Изменить размер шрифта - +
Дамело покачал головой: славно в эту ночь поохотились гончаки. Аккурат к завтраку успели. Кровь жертвы, свежая, дымящаяся, сыграла роль кофеина, развеяв сон и разрушив истому действительно прекрасной ночи.

Владыка ада так и сидит, прихлебывая кровь, покрывшуюся пленкой с хлопьями, точно остывший латте, пока Грудолом, Минотавра и Лицехват, зевая и почесываясь, не приходят к холодильнику за своей порцией бодрящего напитка.

— И куда в вас лезет? — дивится Дамело. — Ночью, небось, налопались от пуза. Скольких завалили?

— И всего-то одного, — жалобно тянет Минотавра, для наглядности показывая палец. — Больше никого подходящего не встретили.

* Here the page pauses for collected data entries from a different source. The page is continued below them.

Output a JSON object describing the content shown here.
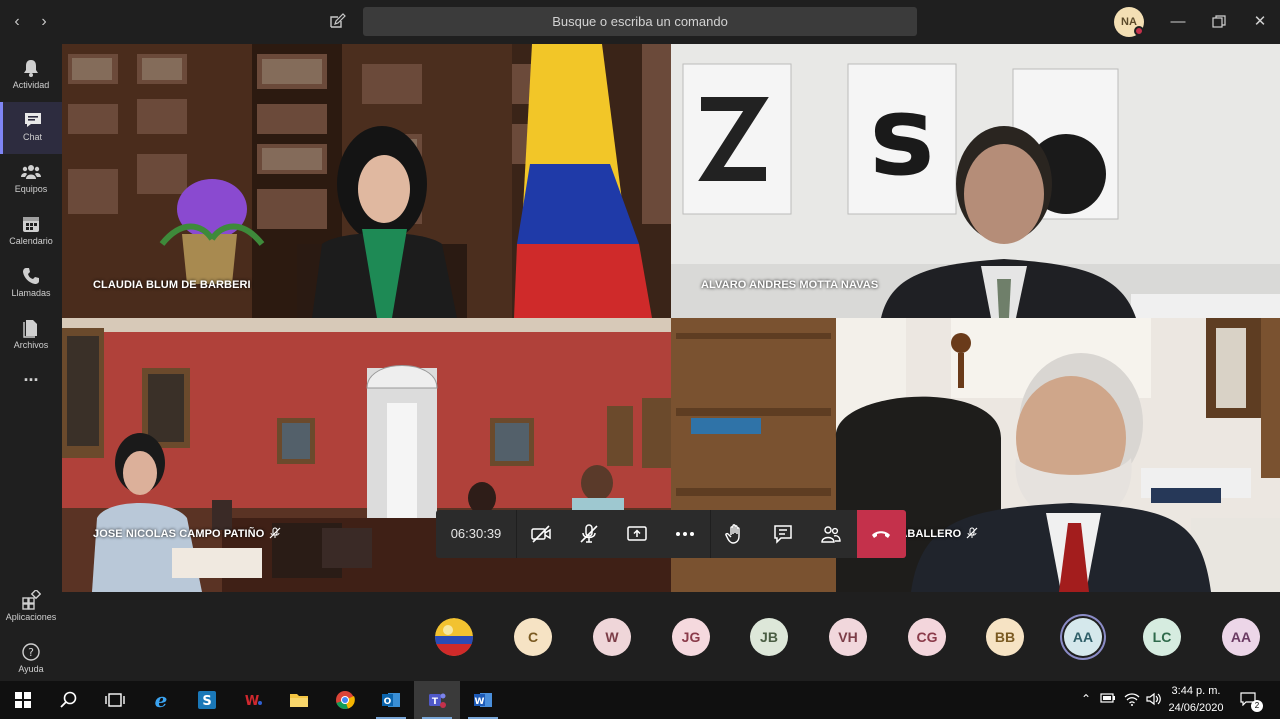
{
  "window": {
    "search_placeholder": "Busque o escriba un comando",
    "user_initials": "NA"
  },
  "rail": {
    "items": [
      {
        "label": "Actividad",
        "icon": "bell-icon"
      },
      {
        "label": "Chat",
        "icon": "chat-icon",
        "active": true
      },
      {
        "label": "Equipos",
        "icon": "teams-icon"
      },
      {
        "label": "Calendario",
        "icon": "calendar-icon"
      },
      {
        "label": "Llamadas",
        "icon": "phone-icon"
      },
      {
        "label": "Archivos",
        "icon": "files-icon"
      }
    ],
    "more": "...",
    "apps_label": "Aplicaciones",
    "help_label": "Ayuda"
  },
  "participants_video": [
    {
      "name": "CLAUDIA BLUM DE BARBERI",
      "muted": false
    },
    {
      "name": "ALVARO ANDRES MOTTA NAVAS",
      "muted": false
    },
    {
      "name": "JOSE NICOLAS CAMPO PATIÑO",
      "muted": true
    },
    {
      "name": "ALFONSO PEDRO LAZARO LOPEZ CABALLERO",
      "muted": true
    }
  ],
  "call": {
    "timer": "06:30:39"
  },
  "participant_strip": [
    {
      "initials": "",
      "bg": "#f2c230"
    },
    {
      "initials": "C",
      "bg": "#f6e3c4",
      "fg": "#7a5a22"
    },
    {
      "initials": "W",
      "bg": "#efd6d9",
      "fg": "#7b3d47"
    },
    {
      "initials": "JG",
      "bg": "#f5d9de",
      "fg": "#8a3b4a"
    },
    {
      "initials": "JB",
      "bg": "#dde7d9",
      "fg": "#4a5d43"
    },
    {
      "initials": "VH",
      "bg": "#f1d7dc",
      "fg": "#7b3d47"
    },
    {
      "initials": "CG",
      "bg": "#f3d6dc",
      "fg": "#8a3b4a"
    },
    {
      "initials": "BB",
      "bg": "#f6e3c4",
      "fg": "#7a5a22"
    },
    {
      "initials": "AA",
      "bg": "#d5e8ec",
      "fg": "#2f5e68",
      "active": true
    },
    {
      "initials": "LC",
      "bg": "#d6ece0",
      "fg": "#2f6a4b"
    },
    {
      "initials": "AA",
      "bg": "#ecd6e8",
      "fg": "#6a3a62"
    }
  ],
  "taskbar": {
    "time": "3:44 p. m.",
    "date": "24/06/2020",
    "notifications": "2"
  }
}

— Действительно, пять литров на троих — это просто смешно, — бормочет Сапа Инка, лаская взглядом большое, совершенно не женское тело, налитое силой до того, что вот-вот, кажется, взорвется, бугры мышц в оплетке поверхностных вен, целые мили длинных мускулистых ног, гладкую кожу, и в человеческой ипостаси сохранившую звериный окрас, мышасто-серый, даже ладони, изнанка век, язык, облизывающий пересохшие губы, темные, а не розовые, как у людей.

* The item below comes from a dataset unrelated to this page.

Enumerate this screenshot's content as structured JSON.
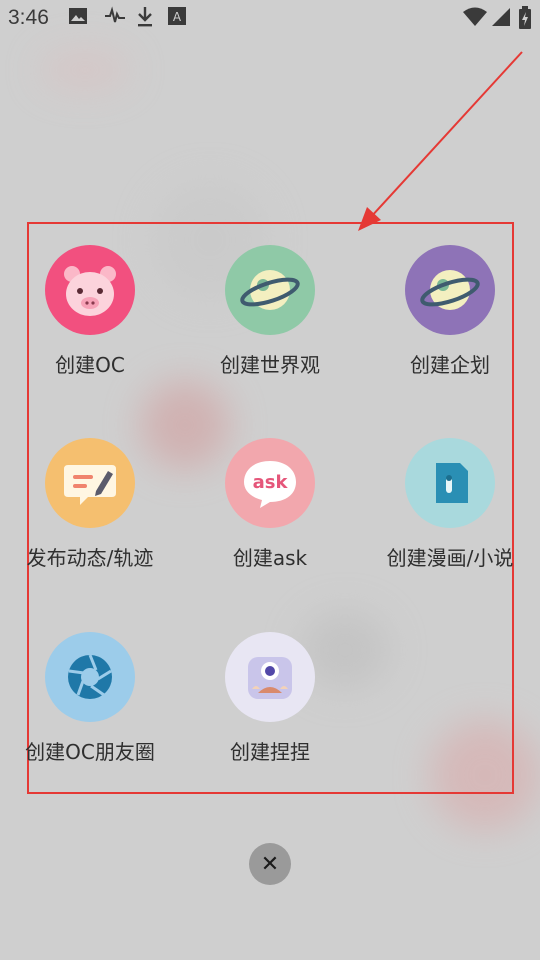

Потому что альтер-эго Сталкера — зверь. Плотоядный бык Миноса, нечеловечески прекрасный, сильный и добрый — тоже нечеловечески. Понять, что Минотавра к тебе добра, дано немногим. Не каждый смертный способен выжить, если его полюбит бык Миноса. Сапа Инка рад, что он не смертный.

— Ну и кто это был? — любопытствует Дамело. — Будущий террорист?

— Будущий сатанист, — лениво бросает Ари, выжав себе в глотку последние красные капли из донорского пакета. — Проповедник и основатель секты.

Владыка ада кивает: стандартный сценарий, ничего особенного, десяток обмороченных баб, несколько родов в бетон, пара удушенных младенцев, пяток выживших — как раз столько, чтобы передать психоз и гены папочки дальше, в светлое будущее.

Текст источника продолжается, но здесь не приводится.